The mice, in their unusual sagaciousness, had congregated and seemed to be discussing something amongst themselves. Their fingers fidgeted nervously about, their noses sniffed and twitched, their whiskers touched, and when their little assembly had done, the largest of the four mice turned back to Janir, hopped onto the toe of his leather boot, and gazed up at him with large round eyes and a pleading countenance.
"Don't do that," was Janir's complaining sigh, and though he had turned away when he said it, the mouse's soft brown hide, glistening eyes, and wiggling nose had convinced his reservations to subside.
He looked about him with chary glances, making certain that his deckhands were too well employed at present to see his firmness fade. He rubbed the back of his neck, ran his fingers through his spiked mane and made a few heavy exhalations until finally succumbing to the mouse's silent entreaties. He gave a few sideways glances to his occupied crew and then knelt to the mouse to address him. "Look," he said in an ardent half-whisper. "It's illegal for me to carry vermin on this vessel. If anyone discovers that I have mice on board, I will lose my trader's license. You don't appear to be vermin, but mice generally means contaminated goods. Understand?"

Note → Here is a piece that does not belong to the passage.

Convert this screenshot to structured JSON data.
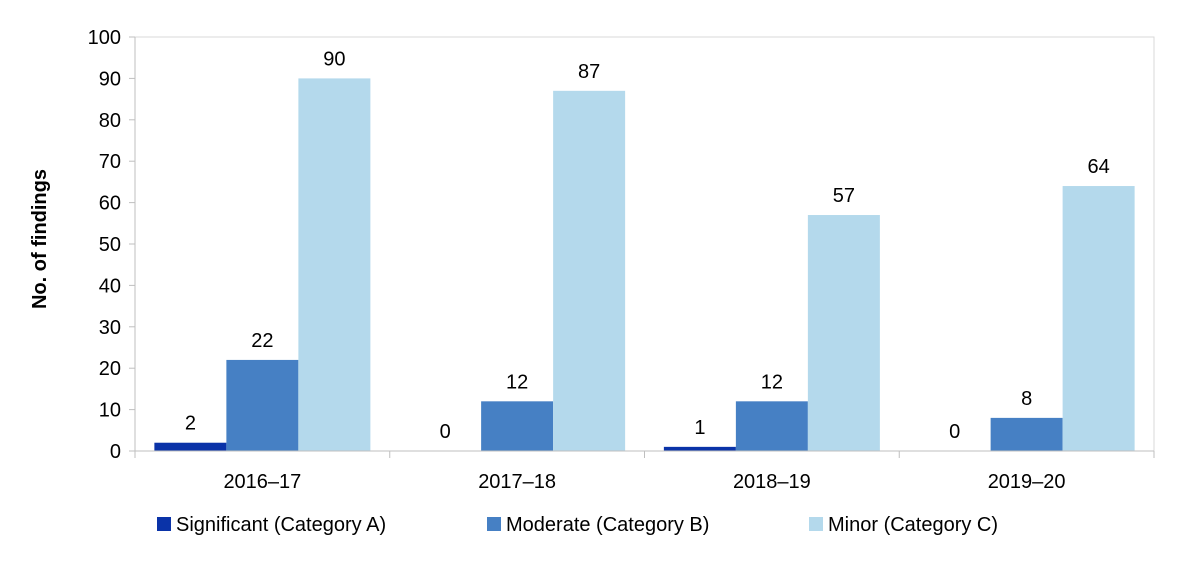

The mouse's whiskers twitched.
"I see that you have a family," said Janir, motioning toward the three mice, eyeing the two smallest with a smile. "I cannot allow you to board near the food stores even though it's a short journey. I can keep you in my pocket until we arrive on the islands. Once we're there, you will be free to do as you wish."
The mice seemingly apprehended him, as the moment he mentioned a nice cozy bed in his pocket for the evening, they all scampered onto his boot and waited to be shown to their room.
Janir must smile at this. Never before had he seen such creatures so endearing, so capable of comprehension, and the smallest of the four had endeavored so much to climb his foot that he laughed and took him into his hand directly. "You must be no more than a week old," he said to the smallest mouse.
The tinny creature shivered and then sneezed.
"Very well," Janir simpered. Climb here and I'll keep you in my breast pocket.”
The mice did as they were bid and hopped onto Janir's hand to be placed in the snuggest corner inside of Janir's warm coat.
He was careful to put them in one by one and give each of them a few grains to keep them over night. "Try to keep my coat clean, please," he said as he went to the helm of the ship. "Janela won't be happy if she finds droppings in something she just washed."
The mice sniffed and snubbed and promised to do their utmost, but accidents must happen where two young children were concerned.
Janir knew this to be the inevitable outcome the moment he should place them into his pocket, and was therefore resigned to bringing his coat to the launderer before his mate should discover the gifts left to him by the two smallest of the mouse family. He took hold of the ship’s helm, called for the sails to be let down, and with a raised anchor, he was prepared to convey the most precious commodities he had ever held aboard his vessel.